Background: Extraintestinal side effects in patients receiving Vedolizumab, especially skin and joint reactions, have been described. Underlying mechanisms are unclear.
Methods: Four patients with extraintestinal symptoms under therapy with Vedolizumab were identified and clinical characteristics were analysed. In one patient with pulmonary symptoms, peripheral blood mononuclear cells (PBMC) were isolated, stained with anti-CD45, anti-CD3, anti-CD29 and anti-49d and assessed by flow cytometry.
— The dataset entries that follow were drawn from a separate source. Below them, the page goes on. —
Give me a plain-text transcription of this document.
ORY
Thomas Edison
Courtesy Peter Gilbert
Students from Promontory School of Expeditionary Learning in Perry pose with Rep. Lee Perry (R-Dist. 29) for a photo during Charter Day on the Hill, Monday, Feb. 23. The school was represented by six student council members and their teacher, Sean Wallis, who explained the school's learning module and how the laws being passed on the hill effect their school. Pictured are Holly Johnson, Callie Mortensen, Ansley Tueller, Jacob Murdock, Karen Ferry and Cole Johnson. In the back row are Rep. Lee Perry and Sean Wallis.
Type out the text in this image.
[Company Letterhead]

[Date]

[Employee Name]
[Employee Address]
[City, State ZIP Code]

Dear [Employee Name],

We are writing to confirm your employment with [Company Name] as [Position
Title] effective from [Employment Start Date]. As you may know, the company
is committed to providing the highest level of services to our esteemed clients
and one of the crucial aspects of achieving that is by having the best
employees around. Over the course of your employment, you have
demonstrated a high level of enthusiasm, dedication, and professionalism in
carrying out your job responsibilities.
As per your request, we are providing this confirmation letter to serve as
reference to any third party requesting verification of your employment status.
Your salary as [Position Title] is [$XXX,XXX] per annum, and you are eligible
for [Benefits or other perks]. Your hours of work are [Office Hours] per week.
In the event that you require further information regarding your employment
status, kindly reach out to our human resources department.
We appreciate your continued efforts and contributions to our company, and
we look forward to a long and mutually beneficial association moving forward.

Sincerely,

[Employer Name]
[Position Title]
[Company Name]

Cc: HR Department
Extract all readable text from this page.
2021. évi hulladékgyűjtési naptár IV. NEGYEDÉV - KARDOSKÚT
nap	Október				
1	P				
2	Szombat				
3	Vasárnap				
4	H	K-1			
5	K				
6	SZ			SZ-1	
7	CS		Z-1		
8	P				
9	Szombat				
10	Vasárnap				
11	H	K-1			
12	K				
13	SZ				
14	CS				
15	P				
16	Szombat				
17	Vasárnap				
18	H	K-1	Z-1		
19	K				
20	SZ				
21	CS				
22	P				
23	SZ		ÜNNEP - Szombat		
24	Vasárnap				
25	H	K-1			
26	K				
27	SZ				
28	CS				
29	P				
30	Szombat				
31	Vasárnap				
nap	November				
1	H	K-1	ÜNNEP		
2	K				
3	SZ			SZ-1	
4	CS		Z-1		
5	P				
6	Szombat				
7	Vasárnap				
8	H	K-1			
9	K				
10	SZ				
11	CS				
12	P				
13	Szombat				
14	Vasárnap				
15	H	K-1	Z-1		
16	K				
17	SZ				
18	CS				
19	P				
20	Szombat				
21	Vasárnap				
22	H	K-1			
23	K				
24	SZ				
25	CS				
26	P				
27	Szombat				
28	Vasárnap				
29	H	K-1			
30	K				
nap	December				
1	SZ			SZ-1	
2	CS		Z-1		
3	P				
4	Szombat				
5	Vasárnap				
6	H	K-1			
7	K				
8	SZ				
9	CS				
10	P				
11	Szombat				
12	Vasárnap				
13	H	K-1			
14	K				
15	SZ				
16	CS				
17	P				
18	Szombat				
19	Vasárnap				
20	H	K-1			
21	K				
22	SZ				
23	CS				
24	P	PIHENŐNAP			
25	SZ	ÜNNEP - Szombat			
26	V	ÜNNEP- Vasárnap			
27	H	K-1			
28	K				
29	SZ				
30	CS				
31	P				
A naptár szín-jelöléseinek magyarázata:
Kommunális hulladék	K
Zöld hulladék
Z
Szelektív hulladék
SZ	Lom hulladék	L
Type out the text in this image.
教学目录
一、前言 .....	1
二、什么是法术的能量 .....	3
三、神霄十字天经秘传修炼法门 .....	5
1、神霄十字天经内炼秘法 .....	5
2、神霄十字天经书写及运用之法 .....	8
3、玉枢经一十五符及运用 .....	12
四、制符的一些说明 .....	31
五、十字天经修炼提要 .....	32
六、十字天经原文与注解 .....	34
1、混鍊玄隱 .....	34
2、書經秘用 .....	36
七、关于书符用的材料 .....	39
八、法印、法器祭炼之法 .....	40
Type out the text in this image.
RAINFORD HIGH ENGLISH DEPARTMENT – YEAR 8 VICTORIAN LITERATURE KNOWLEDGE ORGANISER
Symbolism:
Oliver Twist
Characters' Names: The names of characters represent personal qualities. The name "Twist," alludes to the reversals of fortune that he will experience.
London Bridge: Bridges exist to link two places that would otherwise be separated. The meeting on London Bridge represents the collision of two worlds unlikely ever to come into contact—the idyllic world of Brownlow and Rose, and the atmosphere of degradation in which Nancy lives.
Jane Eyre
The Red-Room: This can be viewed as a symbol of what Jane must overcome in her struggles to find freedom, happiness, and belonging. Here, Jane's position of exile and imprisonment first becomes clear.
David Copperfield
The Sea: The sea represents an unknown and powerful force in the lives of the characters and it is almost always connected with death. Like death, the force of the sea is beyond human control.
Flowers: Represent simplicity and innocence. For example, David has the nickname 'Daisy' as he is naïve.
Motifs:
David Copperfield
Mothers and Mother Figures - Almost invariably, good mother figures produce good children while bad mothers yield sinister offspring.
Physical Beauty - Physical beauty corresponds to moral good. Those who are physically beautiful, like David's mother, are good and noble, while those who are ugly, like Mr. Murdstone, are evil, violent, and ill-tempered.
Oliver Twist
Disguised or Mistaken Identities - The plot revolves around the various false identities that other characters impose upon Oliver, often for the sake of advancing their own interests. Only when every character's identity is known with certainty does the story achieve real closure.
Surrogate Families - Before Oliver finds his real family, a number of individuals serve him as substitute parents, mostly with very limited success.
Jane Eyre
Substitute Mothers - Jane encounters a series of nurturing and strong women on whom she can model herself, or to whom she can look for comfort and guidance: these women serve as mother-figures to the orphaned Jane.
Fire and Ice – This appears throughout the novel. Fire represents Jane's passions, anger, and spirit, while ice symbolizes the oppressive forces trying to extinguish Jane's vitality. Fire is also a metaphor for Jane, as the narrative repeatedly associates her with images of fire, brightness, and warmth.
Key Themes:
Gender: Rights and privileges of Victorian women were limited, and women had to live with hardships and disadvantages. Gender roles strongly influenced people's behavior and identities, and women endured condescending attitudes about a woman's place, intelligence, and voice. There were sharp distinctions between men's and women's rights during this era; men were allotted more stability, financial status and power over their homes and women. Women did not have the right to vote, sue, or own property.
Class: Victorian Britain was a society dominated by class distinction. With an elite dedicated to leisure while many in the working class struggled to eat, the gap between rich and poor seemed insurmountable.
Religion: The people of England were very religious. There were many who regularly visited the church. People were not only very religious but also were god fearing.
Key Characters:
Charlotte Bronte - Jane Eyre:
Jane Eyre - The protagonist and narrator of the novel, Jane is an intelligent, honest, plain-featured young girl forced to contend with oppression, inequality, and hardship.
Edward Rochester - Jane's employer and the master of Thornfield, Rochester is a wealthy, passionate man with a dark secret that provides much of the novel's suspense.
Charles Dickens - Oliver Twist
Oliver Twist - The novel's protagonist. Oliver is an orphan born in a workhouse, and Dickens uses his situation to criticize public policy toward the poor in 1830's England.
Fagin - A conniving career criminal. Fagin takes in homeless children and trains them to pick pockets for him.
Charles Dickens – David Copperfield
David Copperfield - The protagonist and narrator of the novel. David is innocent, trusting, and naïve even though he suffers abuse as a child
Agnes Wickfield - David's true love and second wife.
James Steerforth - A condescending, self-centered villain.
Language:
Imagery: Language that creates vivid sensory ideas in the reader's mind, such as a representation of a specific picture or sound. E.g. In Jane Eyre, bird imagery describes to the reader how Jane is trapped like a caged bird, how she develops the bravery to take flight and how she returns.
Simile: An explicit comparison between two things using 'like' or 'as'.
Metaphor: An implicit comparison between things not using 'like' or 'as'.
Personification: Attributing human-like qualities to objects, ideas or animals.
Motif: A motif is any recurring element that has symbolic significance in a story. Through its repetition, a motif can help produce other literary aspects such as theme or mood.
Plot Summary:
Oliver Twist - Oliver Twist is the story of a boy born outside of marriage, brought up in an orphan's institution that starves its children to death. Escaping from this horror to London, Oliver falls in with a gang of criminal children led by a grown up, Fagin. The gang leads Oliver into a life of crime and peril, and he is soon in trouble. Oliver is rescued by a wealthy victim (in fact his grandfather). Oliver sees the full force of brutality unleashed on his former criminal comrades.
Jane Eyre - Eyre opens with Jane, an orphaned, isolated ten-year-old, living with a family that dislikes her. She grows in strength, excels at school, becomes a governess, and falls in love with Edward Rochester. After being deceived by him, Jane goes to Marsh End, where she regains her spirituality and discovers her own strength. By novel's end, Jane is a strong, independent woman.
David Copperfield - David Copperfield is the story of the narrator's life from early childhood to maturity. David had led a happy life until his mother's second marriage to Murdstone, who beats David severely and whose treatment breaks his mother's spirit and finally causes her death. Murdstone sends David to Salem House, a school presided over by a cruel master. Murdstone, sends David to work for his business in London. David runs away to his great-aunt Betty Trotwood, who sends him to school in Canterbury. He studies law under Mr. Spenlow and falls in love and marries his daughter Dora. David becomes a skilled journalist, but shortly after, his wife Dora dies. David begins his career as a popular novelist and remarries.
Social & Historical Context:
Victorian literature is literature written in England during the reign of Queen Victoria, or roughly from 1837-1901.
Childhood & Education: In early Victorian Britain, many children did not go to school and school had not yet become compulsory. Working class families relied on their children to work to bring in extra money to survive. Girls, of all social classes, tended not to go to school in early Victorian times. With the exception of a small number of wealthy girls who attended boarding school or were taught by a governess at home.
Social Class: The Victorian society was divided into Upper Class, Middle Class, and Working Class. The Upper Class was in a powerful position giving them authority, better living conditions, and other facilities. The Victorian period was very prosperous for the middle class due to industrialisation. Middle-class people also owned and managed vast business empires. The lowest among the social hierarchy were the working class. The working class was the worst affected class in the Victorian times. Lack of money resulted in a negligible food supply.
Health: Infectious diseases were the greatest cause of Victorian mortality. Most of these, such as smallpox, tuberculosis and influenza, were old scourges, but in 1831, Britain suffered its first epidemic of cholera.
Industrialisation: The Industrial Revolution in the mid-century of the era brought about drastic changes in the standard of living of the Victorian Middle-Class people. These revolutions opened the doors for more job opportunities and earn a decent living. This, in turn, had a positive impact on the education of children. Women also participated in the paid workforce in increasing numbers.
Results: All patients developed extraintestinal symptoms between the first and sixth dose, and the three patients receiving more than three infusions all responded well to the therapy regarding to their intestinal symptoms (decline in Harvey-Bradshaw-Index or modified Mayo-Score). One female patient with ulcerative colitis was diagnosed with thyreoiditis de Quervain, a granulomatous inflammation of the thyroid, based on pathognomic ultrasound features after six doses. The second female patient developed vasculitis of the eye after receiving one dose of Vedolizumab for Crohn's disease (CD). Two male patients, both with Crohn's colitis, presented predominantly with pulmonary symptoms: One suffered from rapidly progressive acute respiratory distress syndrome requiring mechanical ventilation after receiving the fourth infusion; the other presented with dyspnoea and dry cough after the third dose. In both cases, CT-scan showed bilateral infiltrates and hilar lymphadenopathy. Extensive work-up identified no infectious or other specific cause (including repeat cultures and PCR for Mycobacterium tuberculosis complex DNA, Quantiferon assay, urine histoplasmosis antigen, HIV testing, negative autoantibodies; and soluble IL-2 receptor, ACE and CD4/CD8-ratio within normal range). In the latter case, lung tissue obtained during thoracoscopic wedge resection showed multiple characteristic non-caseating epithelioid-granulomas, highly suspicious for pleural and pulmonary manifestation of CD. Analysis of integrin-expression on PBMCs demonstrated a distinct CD29+ (i.e. integrin β 1+) population, an integrin necessary for lymphocyte homing into the lung. After treatment with prednisolone, both the β 1+ cells as well as pulmonary infiltrates vanished, along with complete resolution of clinical symptoms. Likewise, the other patients fully recovered after cessation of Vedolizumab plus administration of steroids, if needed.
Conclusions: Shifts in integrin-expression triggered by Vedolizumab and consequently altered migrational behaviour of immune cells into other organs than the gut might explain the excellent intestinal response to the drug accompanied by extraintestinal manifestation of the disease in our patients.